Meet the optimistic scientist who thinks humanity's first E.T. contact won't end in extinction

Director of the Jodrell Bank Centre for Astrophysics, Mike Garrett, thinks we can plan for that kind of thing. Good for him.

Meet the optimistic scientist who thinks humanity's first E.T. contact won't end in extinction
It’ll probably look a lot like this. Photo: Joaquin Sarmiento / AFP

Aliens—unlike ghostsare totally real and hanging around Earth. Hell, even Obama said as much recently (okay, not exactly, but he obviously intended for us to read between his lines). But rather than constructing, like, some contingency plan involving a mobilized human-robot hybrid army, or a ragtag insurgency team serving as our species’ last hope, many experts are favoring the ponderous, poignant route by figuring out the best way to essentially shake hands and/or tentacles with our extraterrestrial neighbors.

Obviously this is a terrible idea, but scientists at the top are nonetheless still pressing forward with the latter option, as a recent Vice interview with Mike Garrett details. Garrett—who serves as both the University of Manchester’s inaugural Sir Bernard Lovell chair of astrophysics and as director of the Jodrell Bank Centre for Astrophysics—has long been hard at work establishing the proper protocols for vetting, announcing, and subsequently dealing any potential first contact scenarios.

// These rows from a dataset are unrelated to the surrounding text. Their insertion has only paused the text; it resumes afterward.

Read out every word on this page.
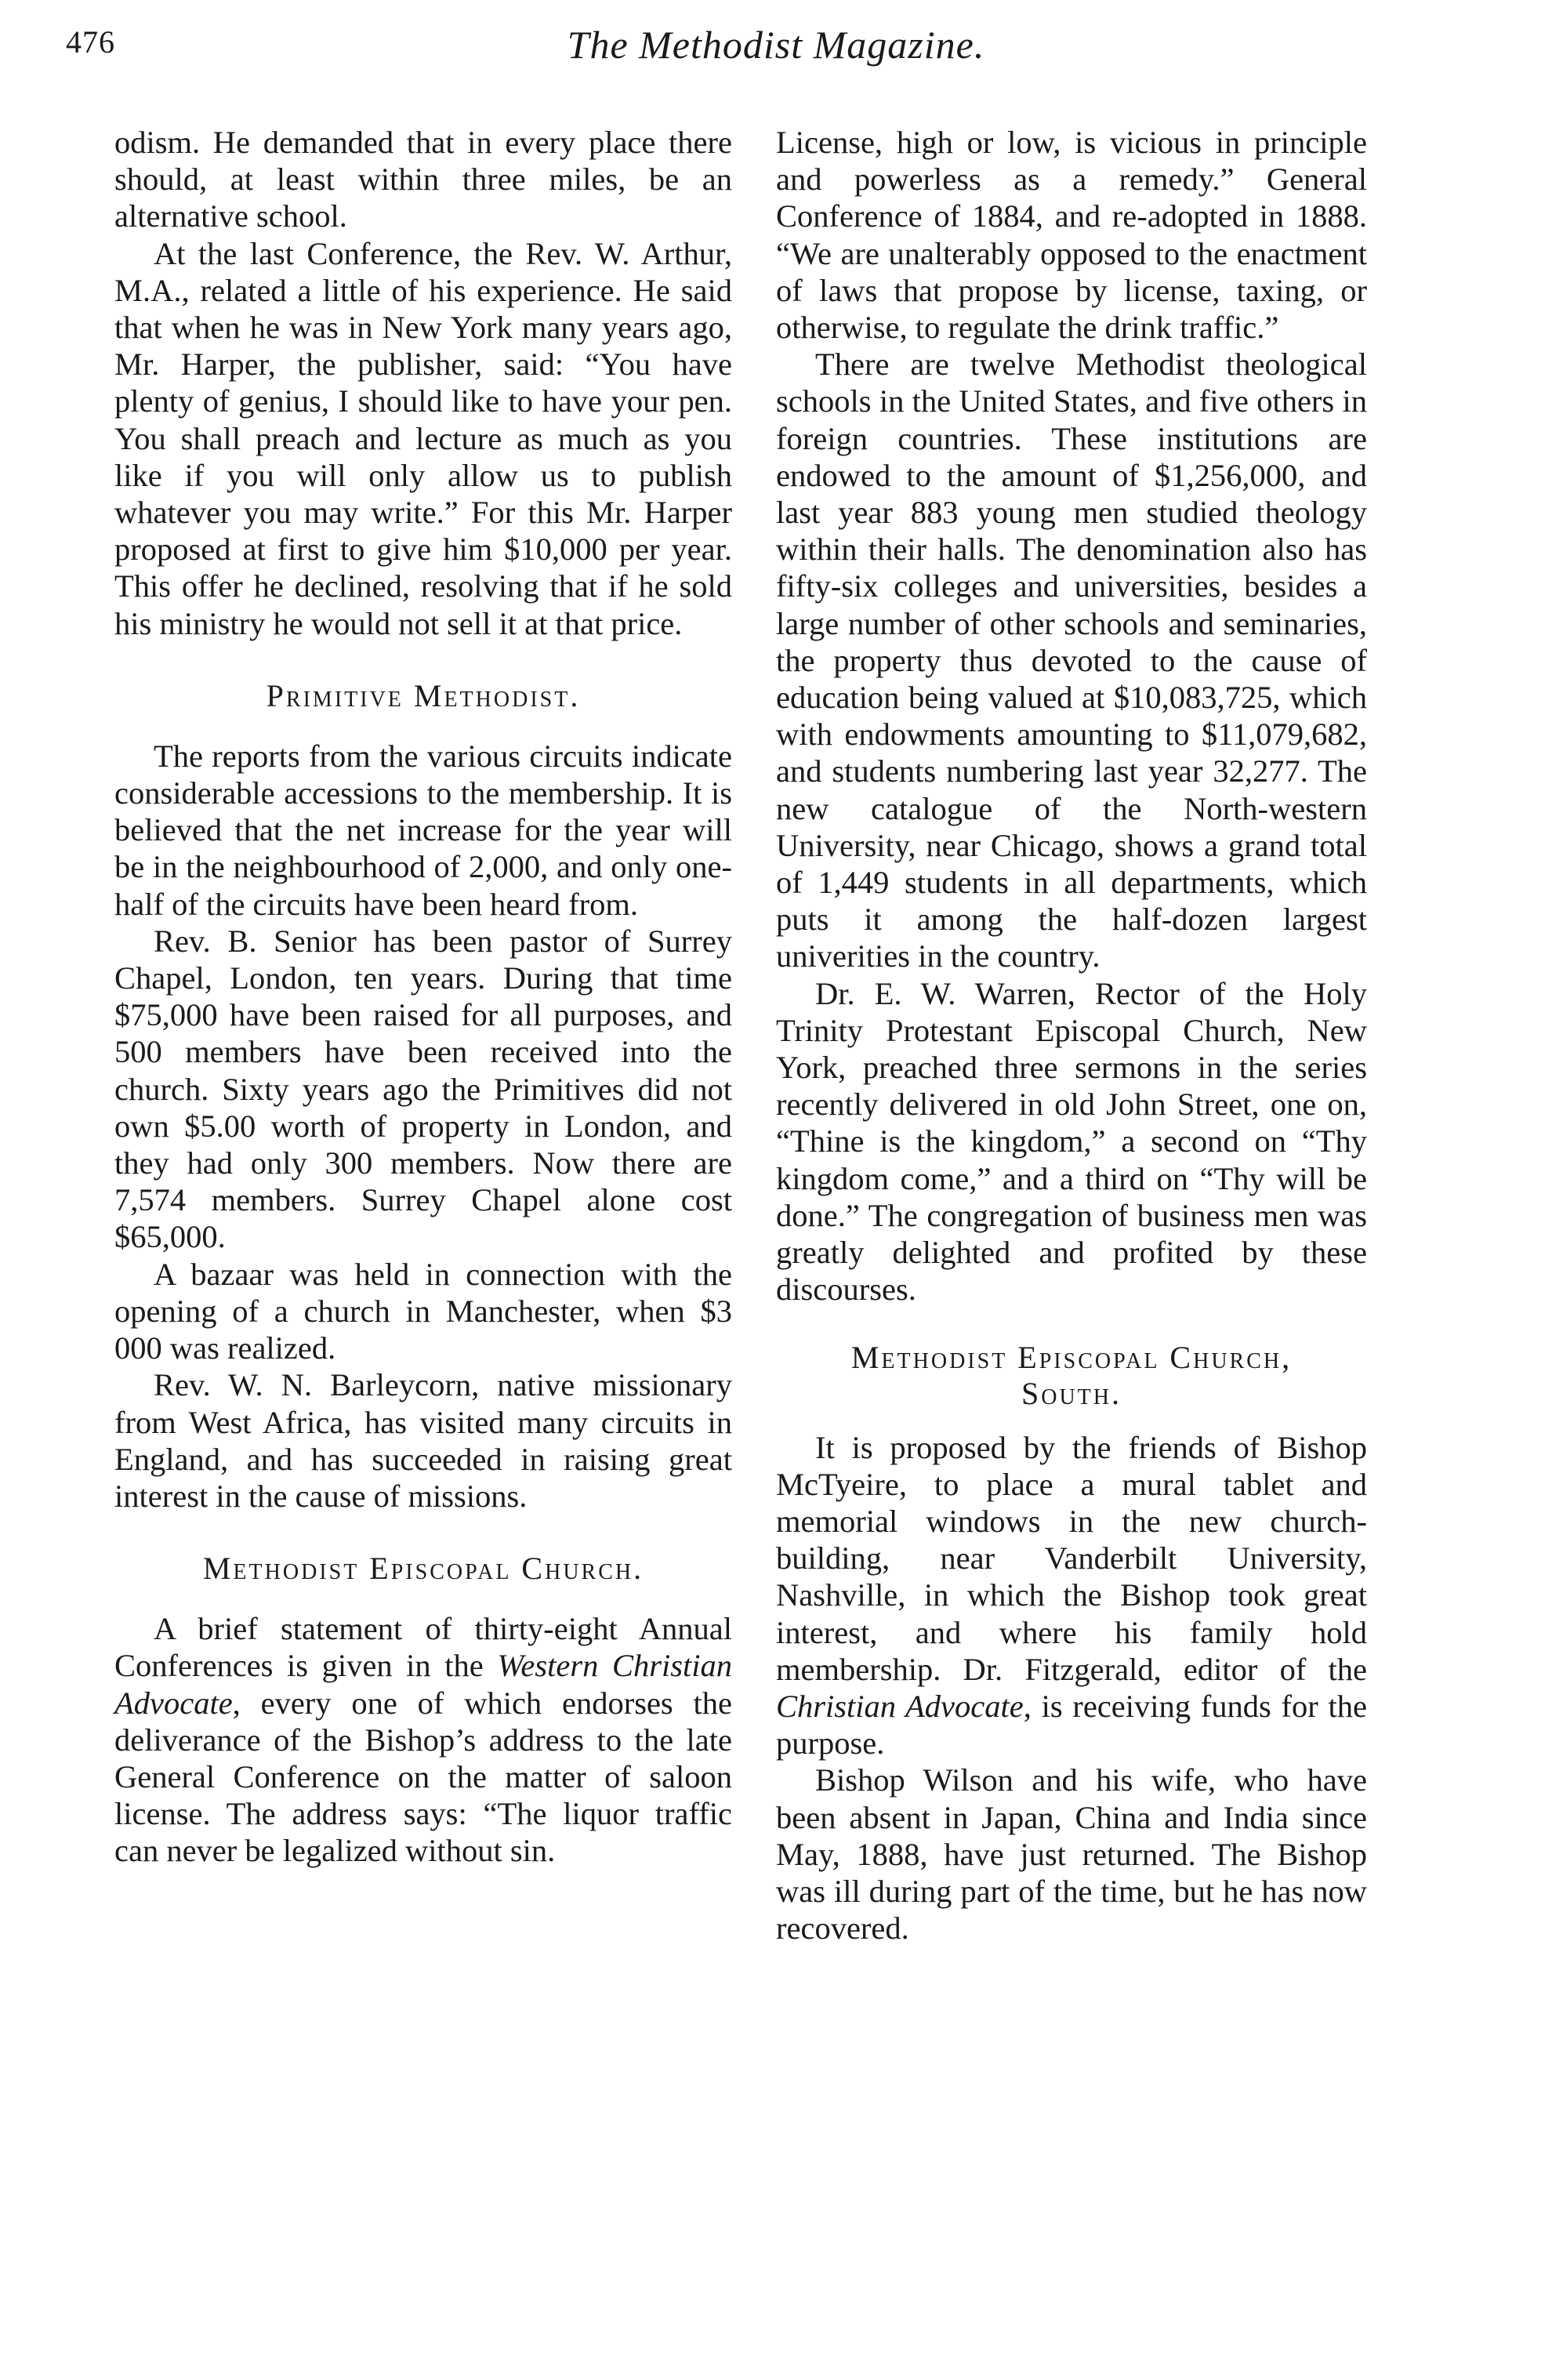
476	The Methodist Magazine.

odism. He demanded that in every place there should, at least within three miles, be an alternative school.

At the last Conference, the Rev. W. Arthur, M.A., related a little of his experience. He said that when he was in New York many years ago, Mr. Harper, the publisher, said: “You have plenty of genius, I should like to have your pen. You shall preach and lecture as much as you like if you will only allow us to publish whatever you may write.” For this Mr. Harper proposed at first to give him $10,000 per year. This offer he declined, resolving that if he sold his ministry he would not sell it at that price.

Primitive Methodist.

The reports from the various circuits indicate considerable accessions to the membership. It is believed that the net increase for the year will be in the neighbourhood of 2,000, and only one-half of the circuits have been heard from.

Rev. B. Senior has been pastor of Surrey Chapel, London, ten years. During that time $75,000 have been raised for all purposes, and 500 members have been received into the church. Sixty years ago the Primitives did not own $5.00 worth of property in London, and they had only 300 members. Now there are 7,574 members. Surrey Chapel alone cost $65,000.

A bazaar was held in connection with the opening of a church in Manchester, when $3 000 was realized.

Rev. W. N. Barleycorn, native missionary from West Africa, has visited many circuits in England, and has succeeded in raising great interest in the cause of missions.

Methodist Episcopal Church.

A brief statement of thirty-eight Annual Conferences is given in the Western Christian Advocate, every one of which endorses the deliverance of the Bishop’s address to the late General Conference on the matter of saloon license. The address says: “The liquor traffic can never be legalized without sin.

License, high or low, is vicious in principle and powerless as a remedy.” General Conference of 1884, and re-adopted in 1888. “We are unalterably opposed to the enactment of laws that propose by license, taxing, or otherwise, to regulate the drink traffic.”

There are twelve Methodist theological schools in the United States, and five others in foreign countries. These institutions are endowed to the amount of $1,256,000, and last year 883 young men studied theology within their halls. The denomination also has fifty-six colleges and universities, besides a large number of other schools and seminaries, the property thus devoted to the cause of education being valued at $10,083,725, which with endowments amounting to $11,079,682, and students numbering last year 32,277. The new catalogue of the North-western University, near Chicago, shows a grand total of 1,449 students in all departments, which puts it among the half-dozen largest univerities in the country.

Dr. E. W. Warren, Rector of the Holy Trinity Protestant Episcopal Church, New York, preached three sermons in the series recently delivered in old John Street, one on, “Thine is the kingdom,” a second on “Thy kingdom come,” and a third on “Thy will be done.” The congregation of business men was greatly delighted and profited by these discourses.

Methodist Episcopal Church,
South.

It is proposed by the friends of Bishop McTyeire, to place a mural tablet and memorial windows in the new church-building, near Vanderbilt University, Nashville, in which the Bishop took great interest, and where his family hold membership. Dr. Fitzgerald, editor of the Christian Advocate, is receiving funds for the purpose.

Bishop Wilson and his wife, who have been absent in Japan, China and India since May, 1888, have just returned. The Bishop was ill during part of the time, but he has now recovered.
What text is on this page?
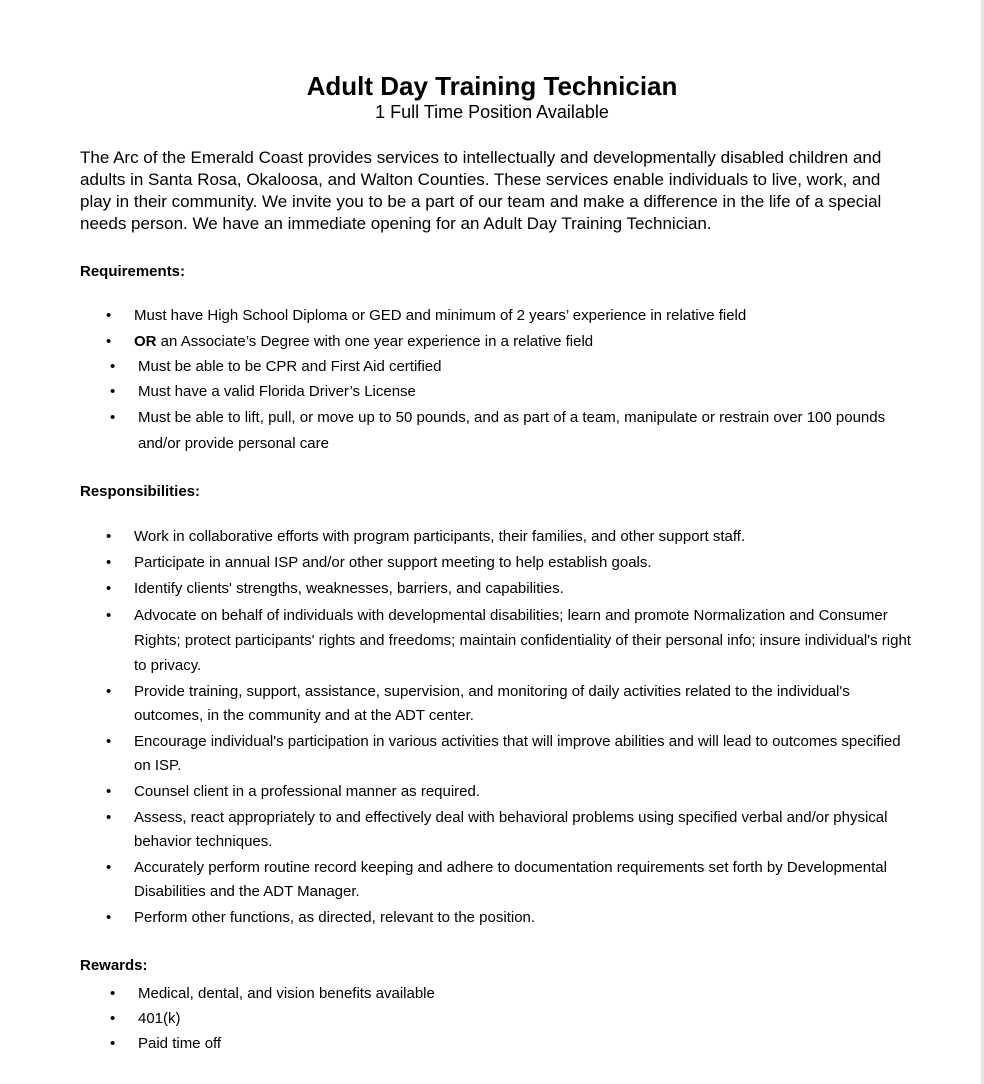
Adult Day Training Technician
1 Full Time Position Available

The Arc of the Emerald Coast provides services to intellectually and developmentally disabled children and adults in Santa Rosa, Okaloosa, and Walton Counties. These services enable individuals to live, work, and play in their community. We invite you to be a part of our team and make a difference in the life of a special needs person. We have an immediate opening for an Adult Day Training Technician.

Requirements:

• Must have High School Diploma or GED and minimum of 2 years’ experience in relative field
• OR an Associate’s Degree with one year experience in a relative field
• Must be able to be CPR and First Aid certified
• Must have a valid Florida Driver’s License
• Must be able to lift, pull, or move up to 50 pounds, and as part of a team, manipulate or restrain over 100 pounds and/or provide personal care

Responsibilities:

• Work in collaborative efforts with program participants, their families, and other support staff.
• Participate in annual ISP and/or other support meeting to help establish goals.
• Identify clients' strengths, weaknesses, barriers, and capabilities.
• Advocate on behalf of individuals with developmental disabilities; learn and promote Normalization and Consumer Rights; protect participants' rights and freedoms; maintain confidentiality of their personal info; insure individual's right to privacy.
• Provide training, support, assistance, supervision, and monitoring of daily activities related to the individual's outcomes, in the community and at the ADT center.
• Encourage individual's participation in various activities that will improve abilities and will lead to outcomes specified on ISP.
• Counsel client in a professional manner as required.
• Assess, react appropriately to and effectively deal with behavioral problems using specified verbal and/or physical behavior techniques.
• Accurately perform routine record keeping and adhere to documentation requirements set forth by Developmental Disabilities and the ADT Manager.
• Perform other functions, as directed, relevant to the position.

Rewards:

• Medical, dental, and vision benefits available
• 401(k)
• Paid time off
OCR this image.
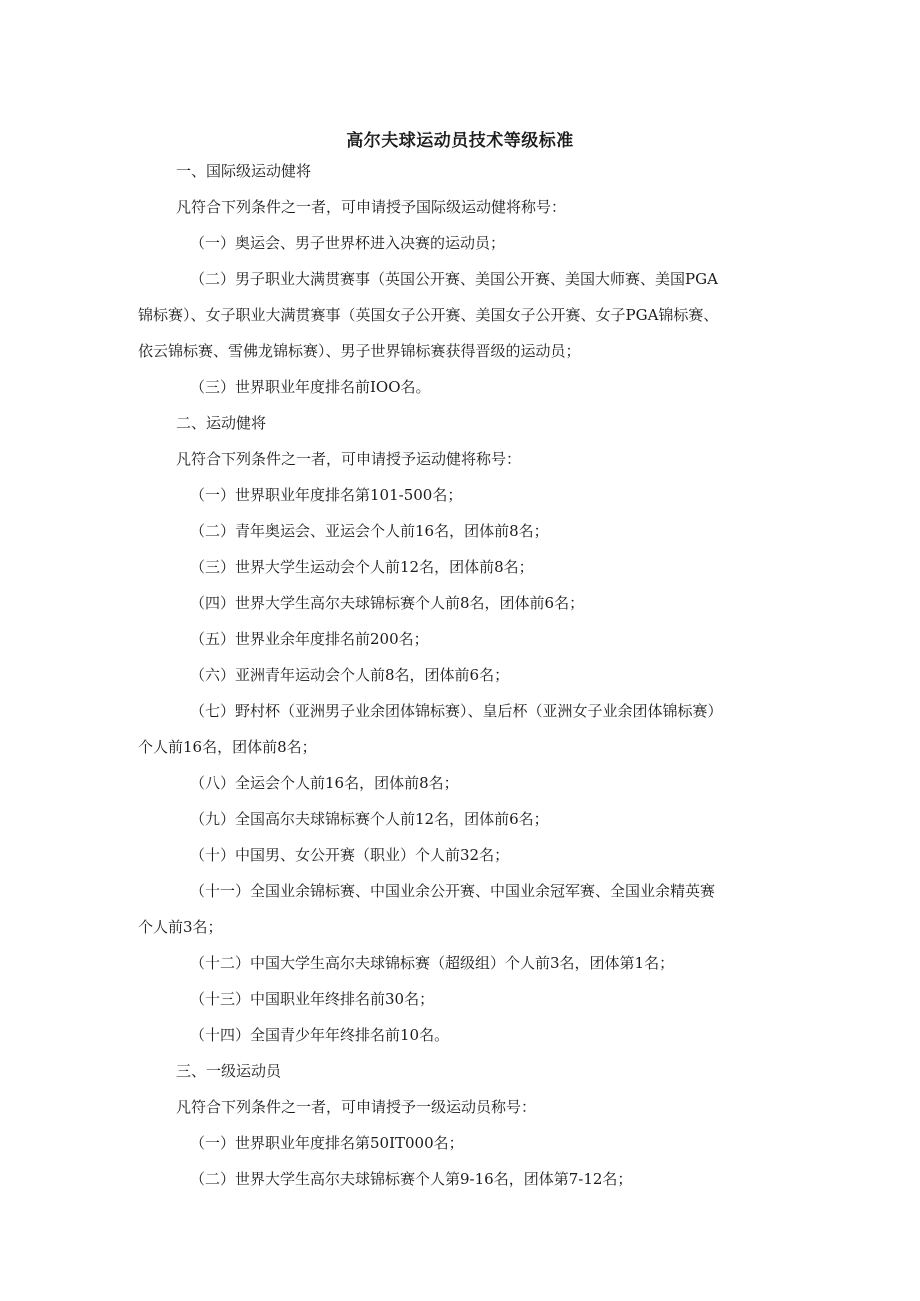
高尔夫球运动员技术等级标准
一、国际级运动健将
凡符合下列条件之一者，可申请授予国际级运动健将称号：
（一）奥运会、男子世界杯进入决赛的运动员；
（二）男子职业大满贯赛事（英国公开赛、美国公开赛、美国大师赛、美国PGA
锦标赛）、女子职业大满贯赛事（英国女子公开赛、美国女子公开赛、女子PGA锦标赛、
依云锦标赛、雪佛龙锦标赛）、男子世界锦标赛获得晋级的运动员；
（三）世界职业年度排名前IOO名。
二、运动健将
凡符合下列条件之一者，可申请授予运动健将称号：
（一）世界职业年度排名第101-500名；
（二）青年奥运会、亚运会个人前16名，团体前8名；
（三）世界大学生运动会个人前12名，团体前8名；
（四）世界大学生高尔夫球锦标赛个人前8名，团体前6名；
（五）世界业余年度排名前200名；
（六）亚洲青年运动会个人前8名，团体前6名；
（七）野村杯（亚洲男子业余团体锦标赛）、皇后杯（亚洲女子业余团体锦标赛）
个人前16名，团体前8名；
（八）全运会个人前16名，团体前8名；
（九）全国高尔夫球锦标赛个人前12名，团体前6名；
（十）中国男、女公开赛（职业）个人前32名；
（十一）全国业余锦标赛、中国业余公开赛、中国业余冠军赛、全国业余精英赛
个人前3名；
（十二）中国大学生高尔夫球锦标赛（超级组）个人前3名，团体第1名；
（十三）中国职业年终排名前30名；
（十四）全国青少年年终排名前10名。
三、一级运动员
凡符合下列条件之一者，可申请授予一级运动员称号：
（一）世界职业年度排名第50IT000名；
（二）世界大学生高尔夫球锦标赛个人第9-16名，团体第7-12名；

“We absolutely have no idea what’s out there, and we have no idea how we’re going to discover the first SETI signal,” Garrett, who is also vice-chair of the International Academy of Astronautics (IAA) SETI Permanent Committee, reassuringly told everyone during an interview on Motherboard’s The Space Show. Garrett explains that, for news as mind-blowing as potential first contact, experts are well aware that any announcement would need to be based on near-absolute certainty to avoid misinformation and panic… because that will surely prevent both fallouts from occurring.

“There’s a set of protocols that have been agreed on by most of the organizations that are involved in SETI that we should try and follow the rules to make sure that when we do come out with an announcement that we made a detection, we are 99.999 percent sure that it really is something,” said Garrett.

It’s somewhat reassuring to hear that SETI experts have been working on slowing down our inevitable alien enslavement the best ways to communicate peacefully for entirely foreign intelligences, but we’re still putting our money on more well-developed ragtag teams of insurgents… if only because Aaron Eckhart deserves better roles than Battlefield Los Angeles.